As regards the upcoming year, I am not ready to come up with any unambiguous forecasts: let’s wait a bit in order to obtain more complete information given the run-up to presidential elections.
Jerome Depeille, expansion director of Auchan Russia In the past year we have seen the third wave of development engaging Russian cities with less than 500,000 citizens. The cost of projects has grown considerably, from construction and land expenses to utilities networks as well. At the same time, serious gaps have been observed in the competence of city authorities and local legislation to standardize the development of shopping complexes.
Pavel Breev, vice president of M Video
The market for high quality retail real estate is steadily growing throughout Russia, creating a new, more sophisticated culture of supply and demand.

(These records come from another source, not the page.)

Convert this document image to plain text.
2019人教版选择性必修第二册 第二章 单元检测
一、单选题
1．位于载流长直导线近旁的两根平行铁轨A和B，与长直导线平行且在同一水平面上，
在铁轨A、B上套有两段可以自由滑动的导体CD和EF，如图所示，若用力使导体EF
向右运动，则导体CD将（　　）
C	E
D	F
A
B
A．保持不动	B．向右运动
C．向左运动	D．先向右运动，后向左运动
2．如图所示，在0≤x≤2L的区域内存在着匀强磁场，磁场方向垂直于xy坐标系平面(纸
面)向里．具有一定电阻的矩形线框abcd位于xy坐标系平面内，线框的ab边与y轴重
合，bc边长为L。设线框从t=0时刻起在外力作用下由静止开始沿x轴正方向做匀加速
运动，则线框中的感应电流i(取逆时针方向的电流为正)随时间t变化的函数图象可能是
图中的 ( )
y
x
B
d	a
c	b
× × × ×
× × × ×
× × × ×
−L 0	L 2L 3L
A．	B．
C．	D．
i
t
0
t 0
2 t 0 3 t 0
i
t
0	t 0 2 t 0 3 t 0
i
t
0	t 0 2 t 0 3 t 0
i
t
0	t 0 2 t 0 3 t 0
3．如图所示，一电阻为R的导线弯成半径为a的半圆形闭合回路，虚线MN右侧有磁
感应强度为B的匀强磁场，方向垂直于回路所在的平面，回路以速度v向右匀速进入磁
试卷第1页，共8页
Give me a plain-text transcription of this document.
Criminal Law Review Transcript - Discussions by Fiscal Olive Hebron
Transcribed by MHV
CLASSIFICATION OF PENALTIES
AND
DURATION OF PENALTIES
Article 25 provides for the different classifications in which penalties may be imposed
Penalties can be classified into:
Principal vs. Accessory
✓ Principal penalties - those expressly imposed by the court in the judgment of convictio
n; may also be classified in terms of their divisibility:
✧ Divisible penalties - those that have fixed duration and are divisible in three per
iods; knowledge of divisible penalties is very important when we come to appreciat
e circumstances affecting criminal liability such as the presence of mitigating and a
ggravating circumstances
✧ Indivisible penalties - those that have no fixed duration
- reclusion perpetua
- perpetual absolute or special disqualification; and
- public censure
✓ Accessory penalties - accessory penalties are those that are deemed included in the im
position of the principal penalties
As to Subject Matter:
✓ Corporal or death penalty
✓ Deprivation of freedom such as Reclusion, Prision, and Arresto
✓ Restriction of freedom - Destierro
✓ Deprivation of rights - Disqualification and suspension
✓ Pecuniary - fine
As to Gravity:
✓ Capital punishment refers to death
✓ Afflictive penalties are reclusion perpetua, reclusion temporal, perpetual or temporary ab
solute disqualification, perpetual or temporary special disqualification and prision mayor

Our hypermarkets of 2-2.5 thousand sqm and more than 20 thousand product lines will be appearing in the Krasnoyarsk shopping and entertainment center by RosEvroDevelopment, Planeta, and in Izhevsk and Nizhny Novgorod on properties by Torgovyi Kvartal. After the completion of construction on the MEGA Belaya Dacha, the largest in Europe, we will finally have our flagship. In 2003, we were the first company of Russian origin to become a strategic partner of IKEA in the regions, winning the bid based not only on our prices but on our ideas.
Natalya Chinenova, general director of SELA’s Moscow Branch
The opening of a large quantity of new shopping centers has created interest among the owners of new brands. The most attractive for tenants in the coming year, in our view, will be the shopping and entertainment center, Metropolis of Voikovskaya, Zolotoi Vavilon 3 of Rostokino, RiverMall, Kashirskii Mall, and the project near the Tverskaya turnpike.